新宮の南谷墓地にある大石の墓は昭和の戦後になってようやく建立された。高木家の墓(竿石)は1996
年に浜松にて発見され、のちに新宮の南谷墓地で顕彰碑となった。共に遺族は事件後に新宮の町を離れ、とくに寺を放逐された高木の妻子は辛酸をなめた。九つ
で芸者に売られた養女の加代子が晩年に天理教信者として弱者の「お助け」に生きる道を見つける過程が本書の「彼の僧の娘―高代覚書―」に描かれている。

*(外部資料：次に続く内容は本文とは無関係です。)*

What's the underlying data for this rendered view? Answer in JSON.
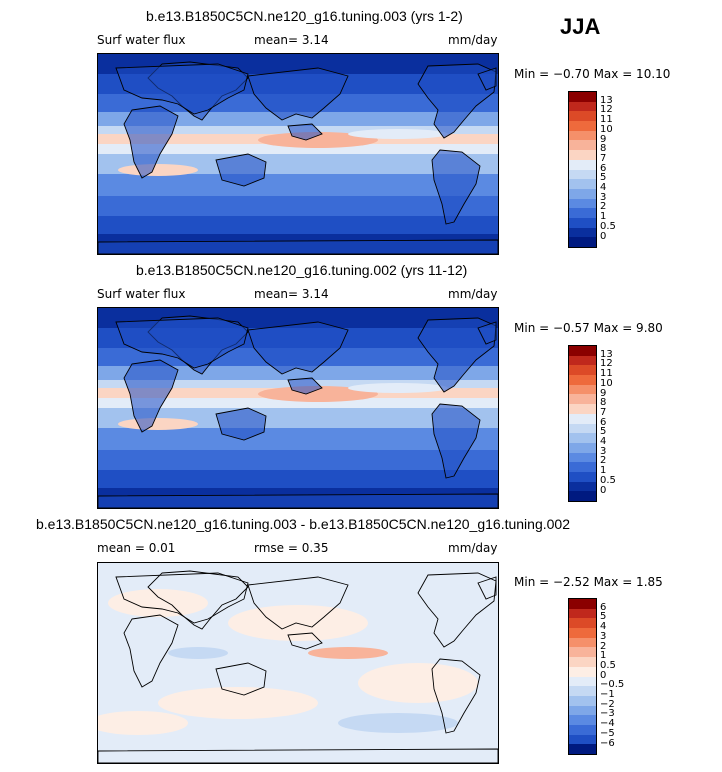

一
方、平和主義者(パシフィスト)にかけて大石が明治37年、新宮市内に開設した洋食レストラン(The pacific refreshment
room)が戦争景気に沸く町内で荒波に揉まれ座礁してゆく様を描いたのが「太平洋食堂」である。その終盤で大石は次のように語る。
「この明治42年が此の世の終わりでない限り、この先も失敗、敗北が繰り返される。だが負けて、負け続けて、いつかは正義が来る。勝てなくても前に進まなくては! ただ、声を上げる、その瞬間、瞬間にだけは、我々は刹那の勝利を手に入れる、それだけは誇れるはずや。」
新宮の御燈まつりは一説によれば、死に装束をまとって火によって滅し、ふたたび蘇る再生の儀式であるともいう。凍てつく冬に山上へのぼり、炎と煙でいぶさ
れ、その火をかかげて地上へおりてくる。そんなシンプルなまつりを古来からくり返し、共有している町は、火と共に人々もまた更新されていくのだろうと思
う。男たちは松明を叩きあい、ときに喧嘩をして血だらけになり、女たちはそんな阿呆のような男が暗がりの石段を駆け下りてくるのをきらきらと輝いた顔で出
迎える。大石誠之助や高木顕明が生きた新宮はそんな町だ。そこには見かけとは別の溶鉱炉のような底流が脈々とあり、それが「国家」というものとぶつかり弾
けたのが大石や高木たちの大逆事件だったかも知れない。この町は火まつりのたびに更新される。この戯曲集もまたそれらと同期している。